Leïla vit dans l’angoisse de la prochaine crise tout en s’inquiétant pour la sécurité de son fils sans pour autant vouloir le séparer de son père…  L’équilibre est difficile à trouver tant Leïla est fatiguée par les ascenseurs émotionnels que lui fait traverser Damien. Pourtant à chaque fois « elle y croit » comme elle dit avant que Damien ne replonge… Malgré sa patience et son empathie exemplaire, elle finit elle aussi par craquer… La bipolarité demande de l’endurance, beaucoup d’endurance… On la voit devenir à son tour dysfonctionnelle alors qu’elle ne cherche qu’à préserver son fils. On assiste ainsi à une scène où elle pète littéralement un plomb en le traînant de force sous une douche froide…
Leïla, c’est nous, la mère ou le père aidant avec notre cyclokid.

Amine, le fils, est traversé par plusieurs émotions, il a parfois honte de ce père extravagant mais aussi très peur pour celui qu’il admire et qu’il aime tant. A plusieurs reprises on le sent submergé par beaucoup de tristesse mais aussi de la colère quand sa mère est tentée de lui donner un rôle qu’il ne devrait pas avoir notamment lorsqu’elle le prend à témoin de la bonne médicamentation  paternelle. Amine devient parfois le père de son père quand celui-ci perd le contrôle et fait preuve d’une maturité incroyable pour son âge. Il sait  lui aussi désarmorcer les crises et ne pas provoquer l’escalade comme dans cette scène où il imite avec beaucoup d’humour un délire de son père.
Cet enfant peut tout à fait nous faire penser au frère ou à la sœur aîné(e) ou cadet(te) qui accompagne notre cyclokid.

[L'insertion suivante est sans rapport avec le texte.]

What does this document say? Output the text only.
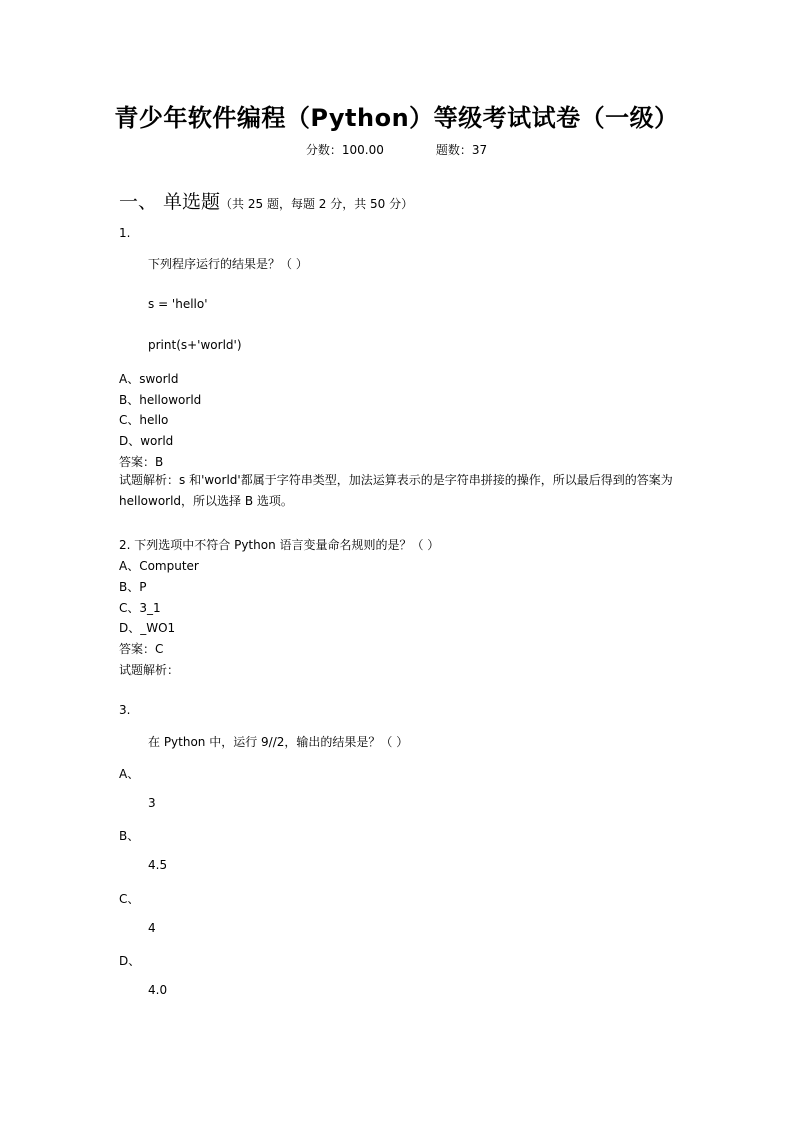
青少年软件编程（Python）等级考试试卷（一级）
分数：100.00	题数：37
一、 单选题（共 25 题，每题 2 分，共 50 分）
1.
下列程序运行的结果是？（ ）
s = 'hello'
print(s+'world')
A、sworld
B、helloworld
C、hello
D、world
答案：B
试题解析：s 和'world'都属于字符串类型，加法运算表示的是字符串拼接的操作，所以最后得到的答案为 helloworld，所以选择 B 选项。
2. 下列选项中不符合 Python 语言变量命名规则的是？（ ）
A、Computer
B、P
C、3_1
D、_WO1
答案：C
试题解析：
3.
在 Python 中，运行 9//2，输出的结果是？（ ）
A、
3
B、
4.5
C、
4
D、
4.0
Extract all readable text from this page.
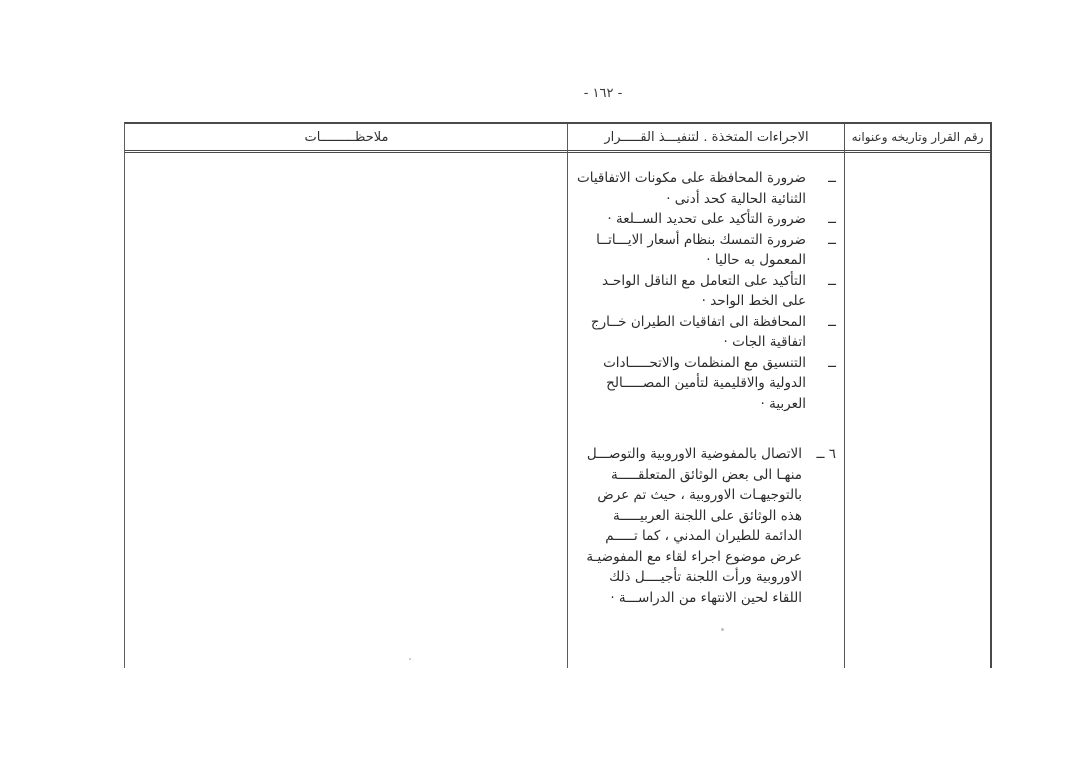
- ١٦٢ -
رقم القرار وتاريخه وعنوانه
الاجراءات المتخذة . لتنفيـــذ القـــــرار
ملاحظـــــــــات
ــ
ضرورة المحافظة على مكونات الاتفاقيات
الثنائية الحالية كحد أدنى ·
ــ
ضرورة التأكيد على تحديد الســلعة ·
ــ
ضرورة التمسك بنظام أسعار الايـــاتــا
المعمول به حاليا ·
ــ
التأكيد على التعامل مع الناقل الواحـد
على الخط الواحد ·
ــ
المحافظة الى اتفاقيات الطيران خــارج
اتفاقية الجات ·
ــ
التنسيق مع المنظمات والاتحـــــادات
الدولية والاقليمية لتأمين المصـــــالح
العربية ·
٦ ــ
الاتصال بالمفوضية الاوروبية والتوصـــل
منهـا الى بعض الوثائق المتعلقـــــة
بالتوجيهـات الاوروبية ، حيث تم عرض
هذه الوثائق على اللجنة العربيـــــة
الدائمة للطيران المدني ، كما تـــــم
عرض موضوع اجراء لقاء مع المفوضيـة
الاوروبية ورأت اللجنة تأجيــــل ذلك
اللقاء لحين الانتهاء من الدراســـة ·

UEnfin Patrick, le grand-père aide les aidants directs, Leïla et Amine. Il temporise et représente une véritable bouée de secours  pour la famille. C’est celui sur lequel on peut toujours compter.
Patrick, c’est le grand-parent ou l’ami qui nous permet de souffler.

Et puis, bien sûr, il y a Damien, qui, en bon bipolaire, est terriblement « attachiant ». La phase du déni est particulièrement bien illustrée.
Beaucoup de familles de l’association la rencontrent, en particulier avec leurs adolescents, et pourront s’y reconnaître.
Ce film pose aussi la question de « jusqu’où peut-on aller par amour ? » et « jusqu’où faut-il aller par amour ? ».

Le risque bien sûr est de ne voir la personne souffrant de trouble bipolaire qu’à travers sa maladie alors qu’elle ne la définit pas et qu’elle ne représente qu’une petite partie d’elle. Garder sa juste place, celle de compagne, de fils, de père et non celle d’infirmier(e). Faire confiance malgré tout, accompagner sans faire « à la place de », responsabiliser, autonomiser pour redonner au malade le pouvoir de reprendre le contrôle sur son trouble et sur sa vie. Mais aussi savoir poser des limites et ne pas s’oublier soi-même. Ne pas tout vivre à travers la bipolarité.

La bipolarité est avant tout  une histoire de famille et d’amour…

Une belle leçon d’humanité. C’est ce que ce film décrit à merveille.